Josefa tinha a pintura como profissão. Considerada uma pintora barroca do século XVII, era conhecida por suas telas de composições equilibradas, com algo de dramatismo, que dominava a sua narrativa pictórica, principalmente em temas religiosos e naturezas mortas.

Natureza Morta com Doces e Flores

Aos 23 anos de idade, fez a gravura da edição Estatutos Universitário de 1653, da Universidade de Coimbra. Trata-se de gravura alegórica representando uma figura feminina, de Minerva, personificando a Sabedoria, com coroa real na cabeça sustentando sobre o joelho direito um livro aberto onde se lê a Insignia da Universidade. Na mão direita carrega um bastão elevado por pequena esfera armilar.

Estatuto de Coimbra

Em seguida, deu continuidade ao seu trabalho como pintora para diversos conventos e igrejas.

          Nossa Senhora das Dores com o Menino Jesus  - Capela do Noviciado do Convento de Varatojo 

Havia quadros seus nos mosteiros:

Mosteiro de Alcobaça 

             Mosteiro da Batalha

 Foi também retratista da Família Real Portuguesa. Destacam-se os retratos da rainha D. Maria Francisca Isabel de Saboia, esposa de D. Pedro II, e de sua filha, a princesa D. Isabel.

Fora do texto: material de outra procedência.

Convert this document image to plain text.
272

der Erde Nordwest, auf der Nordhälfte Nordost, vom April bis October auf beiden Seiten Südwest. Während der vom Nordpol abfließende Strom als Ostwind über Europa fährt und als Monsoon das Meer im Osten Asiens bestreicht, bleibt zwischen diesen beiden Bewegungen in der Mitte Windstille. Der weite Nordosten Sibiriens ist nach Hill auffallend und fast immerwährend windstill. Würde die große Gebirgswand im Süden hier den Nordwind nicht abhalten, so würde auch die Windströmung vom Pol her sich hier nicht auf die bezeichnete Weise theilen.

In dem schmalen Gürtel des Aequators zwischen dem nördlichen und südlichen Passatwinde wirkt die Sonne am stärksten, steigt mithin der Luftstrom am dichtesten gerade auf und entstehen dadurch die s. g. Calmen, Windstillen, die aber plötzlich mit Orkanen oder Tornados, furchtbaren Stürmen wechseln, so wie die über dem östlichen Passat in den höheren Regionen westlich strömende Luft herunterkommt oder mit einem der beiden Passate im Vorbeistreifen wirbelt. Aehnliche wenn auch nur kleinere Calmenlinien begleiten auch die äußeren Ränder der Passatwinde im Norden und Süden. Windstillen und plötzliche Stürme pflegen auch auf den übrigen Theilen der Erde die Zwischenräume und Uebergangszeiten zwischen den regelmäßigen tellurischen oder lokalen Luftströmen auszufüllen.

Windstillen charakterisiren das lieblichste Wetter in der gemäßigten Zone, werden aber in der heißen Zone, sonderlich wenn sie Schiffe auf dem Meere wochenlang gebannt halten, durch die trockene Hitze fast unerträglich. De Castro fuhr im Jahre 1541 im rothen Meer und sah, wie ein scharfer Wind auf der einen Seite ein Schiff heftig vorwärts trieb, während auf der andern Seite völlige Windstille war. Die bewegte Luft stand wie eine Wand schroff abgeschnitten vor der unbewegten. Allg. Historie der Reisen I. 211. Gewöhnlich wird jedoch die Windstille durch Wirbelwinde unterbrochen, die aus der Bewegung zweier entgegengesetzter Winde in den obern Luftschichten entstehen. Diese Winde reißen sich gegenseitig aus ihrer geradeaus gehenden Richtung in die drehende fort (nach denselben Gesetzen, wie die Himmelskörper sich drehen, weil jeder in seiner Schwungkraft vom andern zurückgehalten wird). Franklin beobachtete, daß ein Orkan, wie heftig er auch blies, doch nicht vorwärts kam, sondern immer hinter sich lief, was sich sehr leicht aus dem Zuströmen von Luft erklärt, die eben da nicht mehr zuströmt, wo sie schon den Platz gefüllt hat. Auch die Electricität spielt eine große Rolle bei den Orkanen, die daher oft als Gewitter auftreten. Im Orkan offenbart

O Casamento Místico de Santa Catarina e O retábulo de Santa Maria de Óbidos são as obras mais conhecidas do seu vasto trabalho.

O Casamento Místico de Santa Catarina

O retábulo de Santa Maria de Óbidos

Hoje seus trabalhos podem ser vistos na Academia de Belas Artes de Lisboa e em sua maioria no Museu Nacional de Arte Antiga, também em Lisboa. Outro local onde seu trabalho pode ser apreciado é na Igreja da Senhora da Lapa, localizada ao lado do Mosteiro na Serra da Lapa, no Santuário Nossa Senhora da Lapa, na freguesia de Quintela, do Concelho de Sernancelhe.

No Museu do Louvre, em Paris, está uma de suas obras quase desconhecidas, Maria Madalena. Foi adquirida em um leilão em Nova Iorque, em 2015, e oferecida ao museu.

 

Maria Madalena

Nas obras religiosas podem-se ver os rostos ovalados, abonecados, com olhos enormes e bocas pequenas das figuras espirituais, que são uma originalidade de Josefa de Óbidos, e que distingue o barroco português do espanhol.

Em 2016, a obra Natureza Morta com Doces e Barros foi selecionada como uma das dez mais importantes obras artísticas de Portugal.

Natureza Morta com Doces e Barros

Observe que a pintora Josefa de Ayala Figueira adotou o nome de sua cidade para si, vindo a ser conhecida como Josefa de Óbidos Josefa de Óbidos foi a mais destacada artista da segunda metade do século XVII português, e uma dos poucos casos de mulheres que se destacaram na pintura em toda a história da arte universal da idade moderna.